La tesi di Jung si articola su due intuizioni folgoranti che illuminano anche i misteri del Musinè:
- Il Disco Volante come Mandala: Perché la stragrande maggioranza degli avvistamenti descrive oggetti di forma circolare, sferica o a disco? Nella psicologia analitica, il cerchio è l’archetipo del mandala, la rappresentazione geometrica della totalità, dell’ordine e della guarigione interiore. L’uomo della seconda metà del Novecento, schiacciato dal trauma della Seconda Guerra Mondiale e dal terrore della catastrofe atomica, proiettava nel cielo il proprio disperato bisogno di ordine che non riusciva più a trovare sulla Terra o nelle religioni tradizionali.
- La secolarizzazione del sacro: Jung definisce gli UFO degli “angeli tecnologici”. Poiché l’uomo moderno è razionale e scientifico, il suo inconscio non può più generare visioni di carri di fuoco biblici o schiere angeliche. Il mito si adegua ai tempi: la forza superiore, salvifica e detentrice di una conoscenza suprema, si riveste di tecnologia e giunge da pianeti lontani.
Conclusione: Il Musinè come catalizzatore di simboli
Se uniamo i fili di questo ordito, la sovrapposizione è sbalorditiva. Da un lato, il misticismo dimensionale di Gustavo Rol; dall’altro, la psicanalisi dell’inconscio collettivo di Carl Jung. Entrambi convergono sulla medesima, fondamentale intuizione: ciò che appare nel cielo del Musinè non sta arrivando da anni luce di distanza nello spazio profondo, ma sta bussando alla porta della nostra coscienza.
In fondo, non può che colpire una singolare sincronicità — per usare un termine caro alla psicanalisi: il fatto che le due guide di questo viaggio nell’invisibile condividano, seppur in lingue diverse, lo stesso nome. Il “filo di Gustavo (1)” unisce idealmente Torino a Zurigo, Rol a Jung, la dimensione dello Spirito a quella dell’Inconscio…

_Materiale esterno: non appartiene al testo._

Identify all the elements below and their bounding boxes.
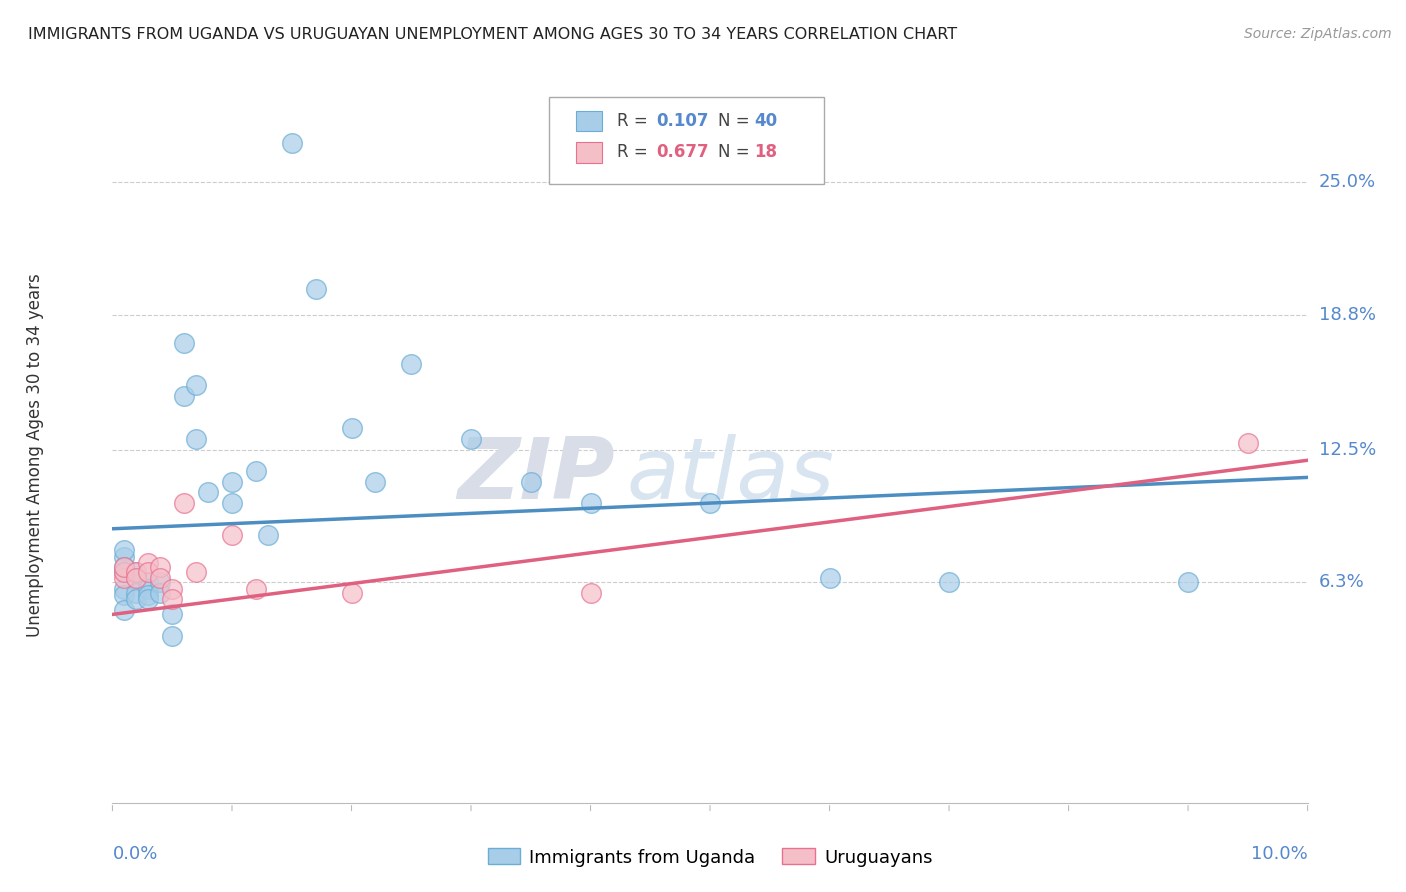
Point [114, 543, 135, 558]
Point [162, 582, 183, 596]
Text: N =: N = [718, 112, 755, 130]
Point [149, 575, 172, 590]
Text: 0.677: 0.677 [657, 144, 709, 161]
Point [245, 582, 267, 596]
Text: 6.3%: 6.3% [1319, 574, 1364, 591]
Text: ZIP: ZIP [457, 434, 614, 517]
Point [579, 496, 602, 510]
Point [125, 565, 148, 579]
Point [125, 571, 148, 585]
Point [699, 496, 721, 510]
Text: R =: R = [617, 144, 652, 161]
Point [221, 475, 243, 489]
Point [149, 571, 172, 585]
Point [114, 560, 135, 574]
Point [197, 485, 219, 500]
Text: 40: 40 [754, 112, 778, 130]
Text: 0.107: 0.107 [657, 112, 709, 130]
Point [186, 565, 208, 579]
Point [304, 282, 326, 296]
Point [125, 565, 148, 579]
Point [138, 588, 160, 602]
Point [125, 592, 148, 607]
Text: 0.0%: 0.0% [112, 845, 157, 863]
Point [114, 603, 135, 617]
Point [173, 496, 195, 510]
FancyBboxPatch shape [576, 111, 603, 131]
Point [340, 421, 363, 435]
Point [245, 464, 267, 478]
Point [173, 389, 195, 403]
Point [114, 588, 135, 602]
FancyBboxPatch shape [548, 96, 824, 184]
Point [340, 586, 363, 600]
Point [149, 560, 172, 574]
Point [186, 378, 208, 392]
Text: Unemployment Among Ages 30 to 34 years: Unemployment Among Ages 30 to 34 years [25, 273, 44, 637]
Point [257, 528, 280, 542]
Legend: Immigrants from Uganda, Uruguayans: Immigrants from Uganda, Uruguayans [481, 841, 939, 874]
Point [114, 549, 135, 564]
Point [221, 496, 243, 510]
Point [1237, 436, 1260, 450]
Point [162, 629, 183, 643]
Point [281, 136, 304, 151]
Text: 25.0%: 25.0% [1319, 173, 1376, 191]
Point [460, 432, 482, 446]
Point [401, 357, 423, 371]
Point [138, 565, 160, 579]
Point [579, 586, 602, 600]
Point [1177, 575, 1199, 590]
FancyBboxPatch shape [576, 142, 603, 162]
Point [138, 592, 160, 607]
Text: atlas: atlas [626, 434, 834, 517]
Point [162, 592, 183, 607]
Point [938, 575, 960, 590]
Point [138, 556, 160, 570]
Point [114, 560, 135, 574]
Point [149, 586, 172, 600]
Point [114, 582, 135, 596]
Text: 18.8%: 18.8% [1319, 306, 1375, 324]
Point [162, 607, 183, 622]
Point [818, 571, 841, 585]
Point [221, 528, 243, 542]
Point [138, 582, 160, 596]
Text: Source: ZipAtlas.com: Source: ZipAtlas.com [1244, 27, 1392, 41]
Point [138, 575, 160, 590]
Point [520, 475, 543, 489]
Text: 12.5%: 12.5% [1319, 441, 1376, 458]
Point [114, 571, 135, 585]
Point [173, 335, 195, 350]
Point [114, 565, 135, 579]
Text: IMMIGRANTS FROM UGANDA VS URUGUAYAN UNEMPLOYMENT AMONG AGES 30 TO 34 YEARS CORRE: IMMIGRANTS FROM UGANDA VS URUGUAYAN UNEM… [28, 27, 957, 42]
Point [186, 432, 208, 446]
Text: 10.0%: 10.0% [1251, 845, 1308, 863]
Point [364, 475, 387, 489]
Point [125, 586, 148, 600]
Text: N =: N = [718, 144, 755, 161]
Text: 18: 18 [754, 144, 778, 161]
Text: R =: R = [617, 112, 652, 130]
Point [125, 571, 148, 585]
Point [114, 565, 135, 579]
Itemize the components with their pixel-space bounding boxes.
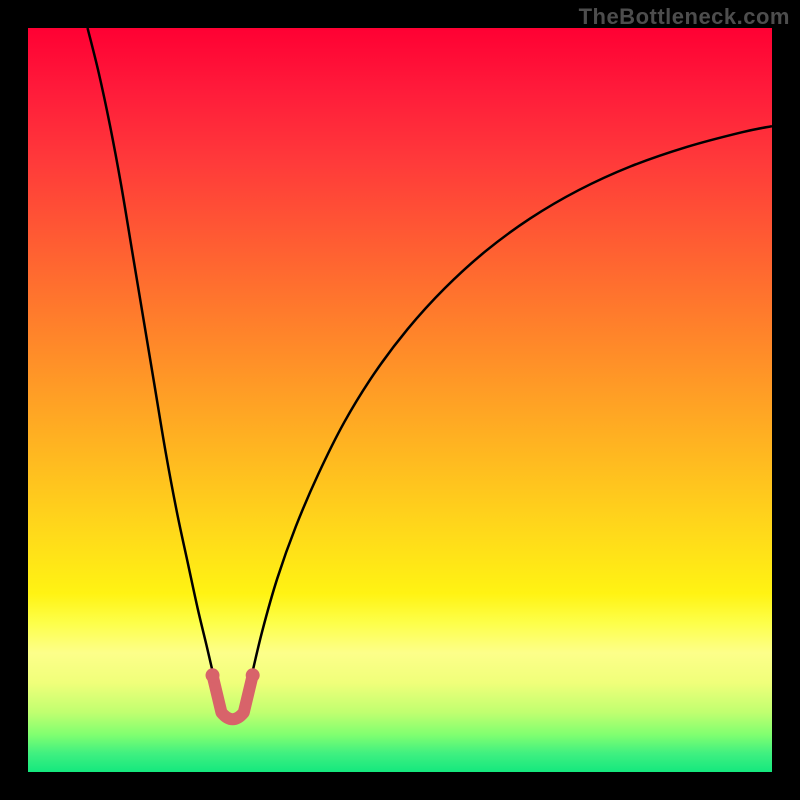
chart-stage: TheBottleneck.com <box>0 0 800 800</box>
dip-end-dot-right <box>246 668 260 682</box>
plot-area <box>28 28 772 772</box>
watermark-text: TheBottleneck.com <box>579 4 790 30</box>
chart-svg <box>28 28 772 772</box>
gradient-background <box>28 28 772 772</box>
dip-end-dot-left <box>206 668 220 682</box>
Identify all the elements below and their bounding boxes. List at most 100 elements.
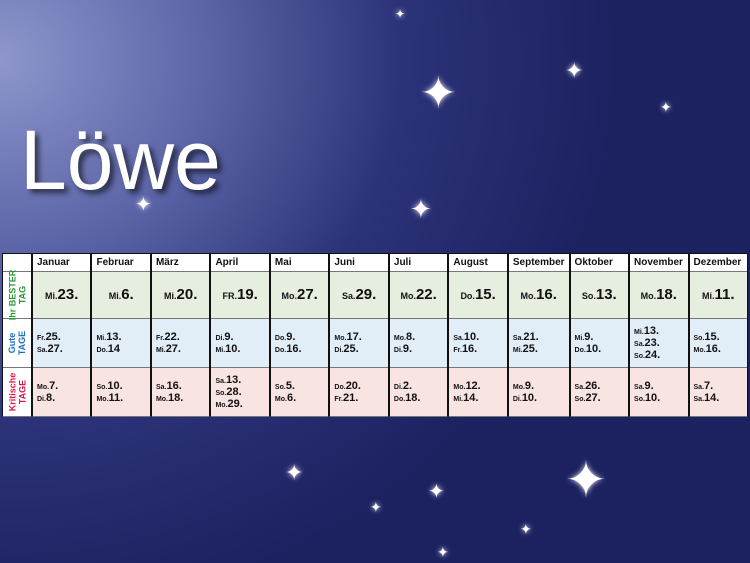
calendar-table: Januar Februar März April Mai Juni Juli August S…: [2, 253, 748, 417]
weekday: Di.: [215, 335, 225, 342]
weekday: Sa.: [693, 396, 705, 403]
good-cell: Mo.17. Di.25.: [330, 319, 388, 368]
date-entry: So.28.: [215, 386, 264, 398]
weekday: Sa.: [574, 384, 586, 391]
date-entry: So.24.: [634, 349, 683, 361]
weekday: Mo.: [37, 384, 50, 391]
day-number: 14.: [463, 392, 479, 404]
good-cell: Mo.8. Di.9.: [389, 319, 448, 368]
good-cell: Sa.10. Fr.16.: [449, 319, 507, 368]
day-number: 14.: [704, 392, 720, 404]
day-number: 27.: [47, 343, 63, 355]
weekday: Mo.: [334, 335, 347, 342]
weekday: Fr.: [453, 347, 462, 354]
star-icon: ✦: [370, 499, 382, 515]
date-entry: Sa.7.: [694, 380, 743, 392]
day-number: 9.: [402, 343, 413, 355]
weekday: So.: [215, 390, 227, 397]
page-title: Löwe: [20, 113, 221, 207]
weekday: Sa.: [155, 384, 167, 391]
star-icon: ✦: [520, 521, 532, 537]
day-number: 9.: [524, 380, 535, 392]
day-number: 16.: [461, 343, 478, 355]
row-label-good: Gute TAGE: [3, 319, 31, 368]
day-number: 25.: [45, 331, 61, 343]
weekday: Mi.: [155, 347, 166, 354]
weekday: Mi.: [512, 347, 523, 354]
date-entry: Do.20.: [334, 380, 383, 392]
day-number: 13.: [225, 374, 242, 386]
good-cell: Fr.25. Sa.27.: [33, 319, 91, 368]
month-header: März: [151, 254, 210, 272]
best-cell: Mo.18.: [630, 272, 688, 319]
date-entry: Mo.8.: [394, 331, 443, 343]
day-number: 15.: [704, 331, 720, 343]
day-number: 27.: [165, 343, 181, 355]
date-entry: Di.9.: [394, 343, 443, 355]
day-number: 21.: [523, 331, 539, 343]
date-entry: Mi.9.: [575, 331, 624, 343]
date-entry: Mo.12.: [453, 380, 502, 392]
weekday: Mi.: [164, 291, 177, 301]
day-number: 15.: [474, 286, 496, 303]
day-number: 13.: [643, 325, 660, 337]
weekday: Do.: [574, 347, 586, 354]
date-entry: Sa.16.: [156, 380, 205, 392]
day-number: 29.: [355, 286, 377, 303]
day-number: 27.: [296, 286, 318, 303]
day-number: 9.: [584, 331, 594, 343]
day-number: 12.: [465, 380, 481, 392]
month-header: Januar: [33, 254, 91, 272]
day-number: 13.: [595, 286, 617, 303]
good-cell: Do.9. Do.16.: [270, 319, 329, 368]
weekday: Mo.: [693, 347, 706, 354]
day-number: 21.: [342, 392, 359, 404]
weekday: Sa.: [215, 378, 226, 385]
weekday: Sa.: [512, 335, 524, 342]
date-entry: Mo.18.: [641, 286, 677, 304]
date-entry: Do.14: [96, 343, 145, 355]
weekday: Mo.: [453, 384, 466, 391]
date-entry: Di.8.: [37, 392, 86, 404]
date-entry: Di.25.: [334, 343, 383, 355]
day-number: 16.: [166, 380, 182, 392]
weekday: Mo.: [393, 335, 406, 342]
weekday: Mo.: [96, 396, 109, 403]
star-icon: ✦: [410, 194, 432, 224]
weekday: Di.: [512, 396, 522, 403]
date-entry: Di.9.: [215, 331, 264, 343]
star-icon: ✦: [660, 99, 672, 115]
date-entry: Mi.11.: [702, 286, 735, 304]
corner-cell: [3, 254, 31, 272]
critical-cell: Do.20. Fr.21.: [330, 368, 388, 417]
star-icon: ✦: [565, 452, 607, 508]
weekday: Do.: [96, 347, 108, 354]
date-entry: Mo.16.: [694, 343, 743, 355]
critical-cell: Mo.7. Di.8.: [33, 368, 91, 417]
weekday: Mi.: [96, 335, 107, 342]
day-number: 22.: [164, 331, 180, 343]
date-entry: Mo.29.: [215, 398, 264, 410]
date-entry: Do.15.: [460, 286, 495, 304]
date-entry: Mi.23.: [45, 286, 78, 304]
day-number: 20.: [345, 380, 361, 392]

Il Monte Magico della Val di Susa smette così di essere soltanto una curiosità per appassionati di cronaca ufologica e si riappropria della sua millenaria dignità di luogo sacro. Funge da immenso catalizzatore di simboli: che si tratti del varco energetico ipotizzato dall’esoterismo o dello specchio psicologico teorizzato da Jung, il Musinè resta lì, immobile e severo. Ci attira e ci inquieta non per ciò che nasconde nel suo sottosuolo, ma perché costringe chiunque ne fissi la cima — oggi esattamente come al tempo di Costantino — a guardare dentro di sé, interpellando l’invisibile che abita oltre il confine dei nostri sensi.
(1) Di origine germanica (Gustav), significa tradizionalmente “sostegno dei Goti” o, in senso più ampio, “bastone di sostegno/guida”. In qualche modo, entrambi sono stati delle guide formidabili nel traghettare l’uomo del Novecento oltre le secche del materialismo rigido.